Photolyases are flavoproteins and contain two light-harvesting cofactors. Many photolyases have an N-terminal domain that binds a second cofactor. All photolyases contain the two-electron-reduced FADH^{−}; they are divided into two main classes based on the second cofactor, which may be either the pterin methenyltetrahydrofolate (MTHF) in folate photolyases or the deazaflavin 8-hydroxy-7,8-didemethyl-5-deazariboflavin (8-HDF) in deazaflavin photolyases. Although only FAD is required for catalytic activity, the second cofactor significantly accelerates reaction rate in low-light conditions. The enzyme acts by electron transfer in which the reduced flavin FADH^{−} is activated by light energy and acts as an electron donor to break the pyrimidine dimer.

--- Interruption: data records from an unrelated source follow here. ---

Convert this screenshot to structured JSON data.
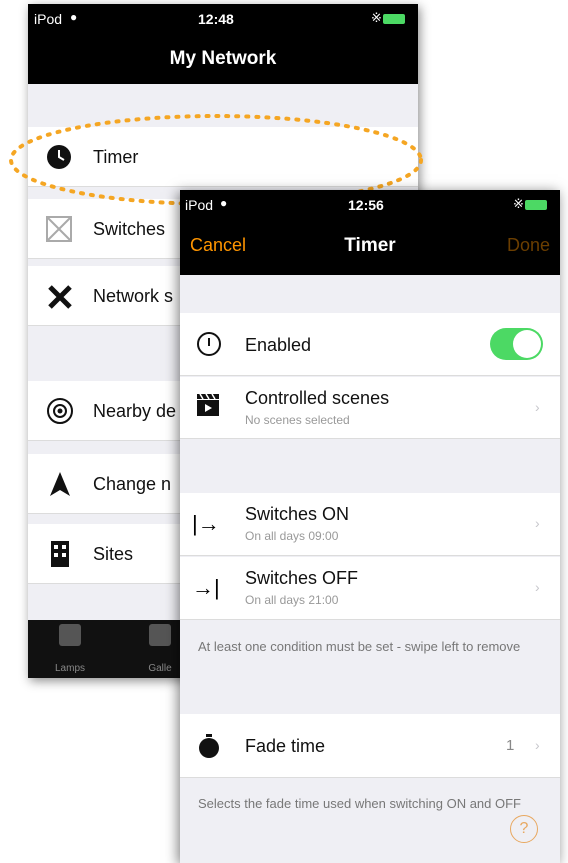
{
  "back": {
    "status": {
      "carrier": "iPod",
      "time": "12:48"
    },
    "title": "My Network",
    "items": [
      {
        "label": "Timer",
        "icon": "clock-icon"
      },
      {
        "label": "Switches",
        "icon": "switches-icon"
      },
      {
        "label": "Network s",
        "icon": "tools-icon"
      },
      {
        "label": "Nearby de",
        "icon": "nearby-devices-icon"
      },
      {
        "label": "Change n",
        "icon": "navigation-arrow-icon"
      },
      {
        "label": "Sites",
        "icon": "building-icon"
      }
    ],
    "tabs": [
      {
        "label": "Lamps"
      },
      {
        "label": "Galle"
      }
    ]
  },
  "front": {
    "status": {
      "carrier": "iPod",
      "time": "12:56"
    },
    "nav": {
      "cancel": "Cancel",
      "title": "Timer",
      "done": "Done"
    },
    "enabled": {
      "label": "Enabled",
      "on": true
    },
    "scenes": {
      "label": "Controlled scenes",
      "sub": "No scenes selected"
    },
    "switch_on": {
      "label": "Switches ON",
      "sub": "On all days 09:00"
    },
    "switch_off": {
      "label": "Switches OFF",
      "sub": "On all days 21:00"
    },
    "condition_note": "At least one condition must be set - swipe left to remove",
    "fade": {
      "label": "Fade time",
      "value": "1"
    },
    "fade_note": "Selects the fade time used when switching ON and OFF"
  },
  "colors": {
    "accent": "#ff9500",
    "toggle": "#4cd964",
    "highlight": "#f5a623"
  }
}
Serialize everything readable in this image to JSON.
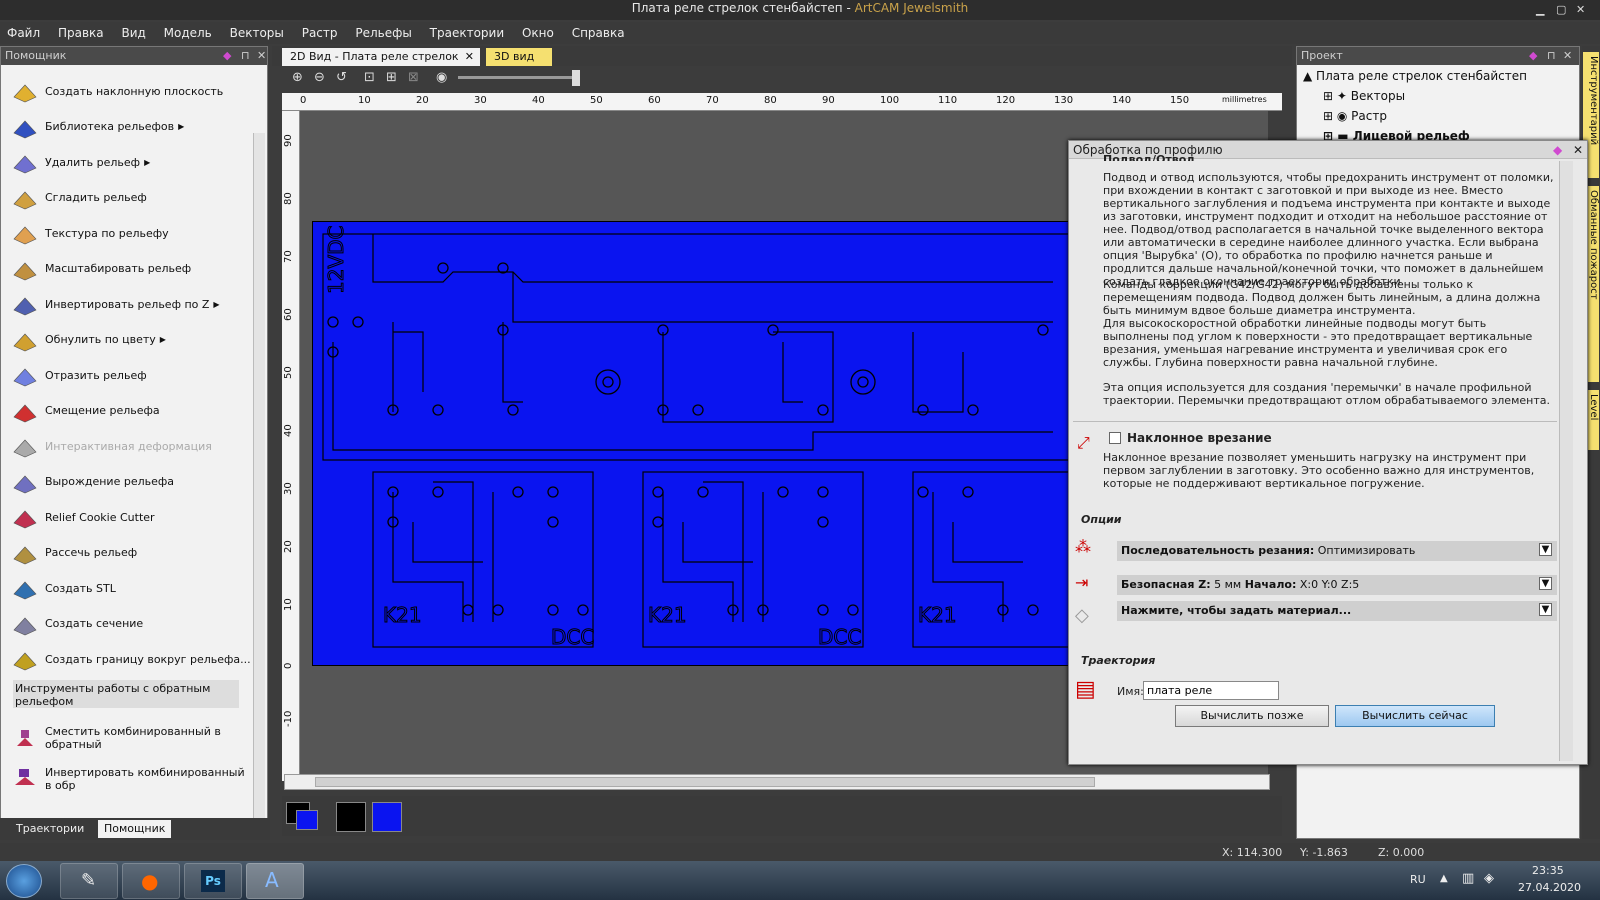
{
  "window": {
    "title_doc": "Плата реле стрелок стенбайстеп - ",
    "title_app": "ArtCAM Jewelsmith"
  },
  "menu": [
    "Файл",
    "Правка",
    "Вид",
    "Модель",
    "Векторы",
    "Растр",
    "Рельефы",
    "Траектории",
    "Окно",
    "Справка"
  ],
  "left_panel": {
    "title": "Помощник",
    "items": [
      {
        "label": "Создать наклонную плоскость",
        "arrow": false
      },
      {
        "label": "Библиотека рельефов",
        "arrow": true
      },
      {
        "label": "Удалить рельеф",
        "arrow": true
      },
      {
        "label": "Сгладить рельеф",
        "arrow": false
      },
      {
        "label": "Текстура по рельефу",
        "arrow": false
      },
      {
        "label": "Масштабировать рельеф",
        "arrow": false
      },
      {
        "label": "Инвертировать рельеф по Z",
        "arrow": true
      },
      {
        "label": "Обнулить по цвету",
        "arrow": true
      },
      {
        "label": "Отразить рельеф",
        "arrow": false
      },
      {
        "label": "Смещение рельефа",
        "arrow": false
      },
      {
        "label": "Интерактивная деформация",
        "arrow": false,
        "disabled": true
      },
      {
        "label": "Вырождение рельефа",
        "arrow": false
      },
      {
        "label": "Relief Cookie Cutter",
        "arrow": false
      },
      {
        "label": "Рассечь рельеф",
        "arrow": false
      },
      {
        "label": "Создать STL",
        "arrow": false
      },
      {
        "label": "Создать сечение",
        "arrow": false
      },
      {
        "label": "Создать границу вокруг рельефа...",
        "arrow": false
      }
    ],
    "section_title": "Инструменты работы с обратным рельефом",
    "section_items": [
      "Сместить комбинированный в обратный",
      "Инвертировать комбинированный в обр"
    ],
    "tabs": [
      "Траектории",
      "Помощник"
    ]
  },
  "doc_tabs": [
    "2D Вид - Плата реле стрелок",
    "3D вид"
  ],
  "ruler": {
    "ticks": [
      "0",
      "10",
      "20",
      "30",
      "40",
      "50",
      "60",
      "70",
      "80",
      "90",
      "100",
      "110",
      "120",
      "130",
      "140",
      "150"
    ],
    "unit": "millimetres",
    "vticks": [
      "90",
      "80",
      "70",
      "60",
      "50",
      "40",
      "30",
      "20",
      "10",
      "0",
      "-10"
    ]
  },
  "board": {
    "labels": {
      "v12": "12VDC",
      "k21": "K21",
      "dcc": "DCC"
    },
    "color": "#0a14f0"
  },
  "right_panel": {
    "title": "Проект",
    "tree": [
      "Плата реле стрелок стенбайстеп",
      "Векторы",
      "Растр",
      "Лицевой рельеф"
    ]
  },
  "side_tabs": [
    "Инструментарий",
    "Обманные пожарост",
    "Level"
  ],
  "dialog": {
    "title": "Обработка по профилю",
    "top_cut_label": "Подвод/Отвод",
    "paragraph1": "Подвод и отвод используются, чтобы предохранить инструмент от поломки, при вхождении в контакт с заготовкой и при выходе из нее. Вместо вертикального заглубления и подъема инструмента при контакте и выходе из заготовки, инструмент подходит и отходит на небольшое расстояние от нее. Подвод/отвод располагается в начальной точке выделенного вектора или автоматически в середине наиболее длинного участка. Если выбрана опция 'Вырубка' (O), то обработка по профилю начнется раньше и продлится дальше начальной/конечной точки, что поможет в дальнейшем создать гладкое окончание траектории обработки.",
    "paragraph2": "Команды коррекции (G42/G42) могут быть добавлены только к перемещениям подвода. Подвод должен быть линейным, а длина должна быть минимум вдвое больше диаметра инструмента.",
    "paragraph3": "Для высокоскоростной обработки линейные подводы могут быть выполнены под углом к поверхности - это предотвращает вертикальные врезания, уменьшая нагревание инструмента и увеличивая срок его службы. Глубина поверхности равна начальной глубине.",
    "paragraph4": "Эта опция используется для создания 'перемычки' в начале профильной траектории. Перемычки предотвращают отлом обрабатываемого элемента.",
    "ramp_label": "Наклонное врезание",
    "ramp_text": "Наклонное врезание позволяет уменьшить нагрузку на инструмент при первом заглублении в заготовку. Это особенно важно для инструментов, которые не поддерживают вертикальное погружение.",
    "options_title": "Опции",
    "opt_seq_label": "Последовательность резания:",
    "opt_seq_value": "Оптимизировать",
    "opt_safez_label": "Безопасная Z:",
    "opt_safez_value": "5 мм",
    "opt_start_label": "Начало:",
    "opt_start_value": "X:0 Y:0 Z:5",
    "opt_material": "Нажмите, чтобы задать материал...",
    "toolpath_title": "Траектория",
    "name_label": "Имя:",
    "name_value": "плата реле",
    "btn_later": "Вычислить позже",
    "btn_now": "Вычислить сейчас"
  },
  "status": {
    "x": "X: 114.300",
    "y": "Y: -1.863",
    "z": "Z: 0.000"
  },
  "taskbar": {
    "lang": "RU",
    "time": "23:35",
    "date": "27.04.2020"
  }
}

On the basis of sequence similarities DNA photolyases can be grouped into a few classes:

Cryptochrome/photolyase family (2015)

- Class 1 CPD photolyases are enzymes that process cyclobutane pyrimidine dimer (CPD) lesions from Gram-negative and Gram-positive bacteria, as well as the halophilic archaea Halobacterium halobium.
- Class 2 CPD photolyases also process CPD lesions. They are found in plants like the thale cress Arabidopsis thaliana and the rice.
- The plant and fungi cryptochromes are similar to Class 1 CPDs. They are blue light photoreceptors that mediate blue light-induced gene expression and modulation of circadian rhythms.
- Class 3 CPD lyases make up a sister group to the plant cryptochromes, which in turn are a sister group to class 1 CPDs.
- The Cry-DASH group are CPD lyases highly specific for single-stranded DNA. Members include Vibrio cholerae, X1Cry from Xenopus laevis, and AtCry3 from Arabidopsis thaliana. DASH was initially named after Drosophila, Arabidopsis, Synechocystis, and Human, four taxa initially thought to carry this family of lyases. The categorization has since changed. The "Cry" part of their name was due to initial assumptions that they were cryptochromes.
- Eukaryotic (6-4)DNA photolyases form a group with animal cryptochromes that control circadian rhythms. They are found in diverse species including Drosophila and humans. The cryptochromes have their own detailed grouping.
- Bacterial 6-4 lyases, also known as the FeS-BCP group, form their own outgroup relative to all photolyases.

The non-class 2 branch of CPDs tend to be grouped into class 1 in some systems such as PRINTS (PR00147). Although the members of the smaller groups are agreed upon, the phylogeny can vary greatly among authors due to differences in methodology, leading to some confusion with authors who try to fit everything (sparing FeS-BCP) into a two-class classification. The cryptochromes form a polyphyletic group including photolyases that have lost their DNA repair activity and instead control circadian rhythms.

== Application==
Adding photolyase from a blue-green algae Anacystis nidulans, to HeLa cells partially reduced DNA damage from UVB exposure.

==Human proteins containing this domain ==
Cryptochromes: CRY1; CRY2

==Nomenclature==
The systematic name of this enzyme class is deoxyribocyclobutadipyrimidine pyrimidine-lyase. Other names in common use include photoreactivating enzyme, DNA photolyase, DNA-photoreactivating enzyme, DNA cyclobutane dipyrimidine photolyase, DNA photolyase, deoxyribonucleic photolyase, deoxyribodipyrimidine photolyase, photolyase, PRE, PhrB photolyase, deoxyribonucleic cyclobutane dipyrimidine photolyase, phr A photolyase, dipyrimidine photolyase (photosensitive), and deoxyribonucleate pyrimidine dimer lyase (photosensitive). This enzyme belongs to the family of lyases, specifically in the "catch-all" class of carbon-carbon lyases.